3. Appeal to Authority. This is the golden one. Even our parents did it. When giving us chores or directions and we questioned them, the answer wasn’t a breakdown of responsibility and team work, it was, “Because I’M THE PARENT!!” A perfect example was posted on the internet recently. A writer was challenging a technical point with Deepok Chopra. This issue was brought up with Deepok and his reply was,… now get this,.. HIS RESUME. Really, that’s what he did, list his resume. I was personally faced with a Doctor who loudly proclaimed in a training session, “Well WHO IS THE DOCTOR, HERE??”. I replied, “I promise to speak more slowly”.
4. Avoid Middle Ground. Another realm of our thought process is to ignore the fact that most things end up between the extremes. If someone you know is badly out of shape, at health risk and in pain, you may suggest exercise as a powerful option. Their reply using this fallacy would be, “What do you want me to do, run a marathon?”. Of course you didn’t suggest that. All you wanted them to do was add some walking and swimming to their week.

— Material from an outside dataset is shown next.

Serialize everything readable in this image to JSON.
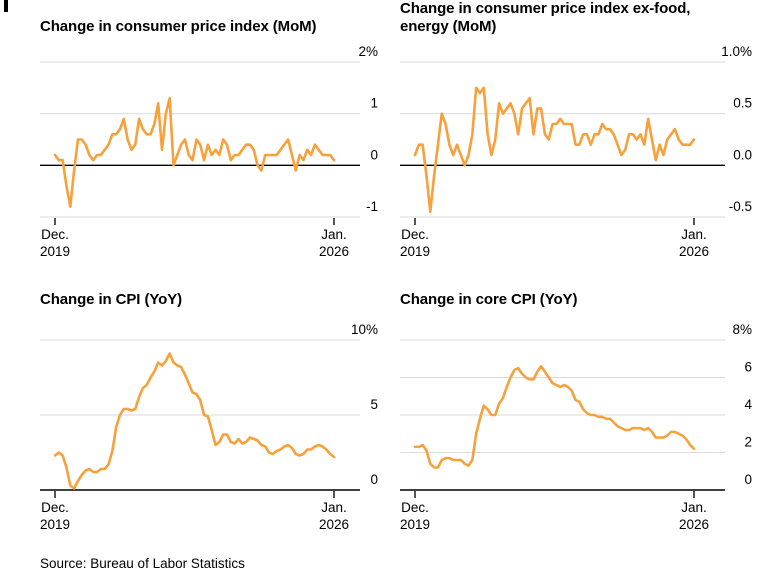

So rather than debate evidence that has been scrutinized by peers and replicated, many online gunslingers will resort almost totally to the above tactics.
Let me relate again back to martial arts. Back in the day, you walked into a school and the greeting area was filled with plaques and certificates and diplomas. There were also blurry photos of the instructor as a younger men with exotic characters in far away lands. What was shocking that the belt he wore had so many colors on it, you wondered how it held up his stupendous belly. The students would speak of his near magical abilities, pressure points and delayed death techniques. It was very impressive, but like voodoo, it was spoken of, but never seen. He promised magic, but delivered smoke and mirrors.
Now a days it’s different. A sophisticated public is no longer impressed by martial wannabee’s pulling rabbits out of hats. They know the difference. It’s based on evidence. If you walk into a wrestling gym, the members are practicing takedowns, clinch work and applying pressure from the top position. In a Thai gym, they don’t wear belts, they get it on. Step into a Brazilian Jiu Jitsu class and you will be introduced to the concept of position before submission. Evidence carries weight, there is a body count, so to speak.
In the realm of discussion of material that you are passionate about, evidence is your weapon. The second you jump into logical fallacies you have lost. Unfortunately for keyboard warriors,.. there is no knock out, tap out, takedown or submission. There is only massive ego.
My advice? Learn to spar. It’s called sparring because both guys win. Just remember to leave your ego at the door.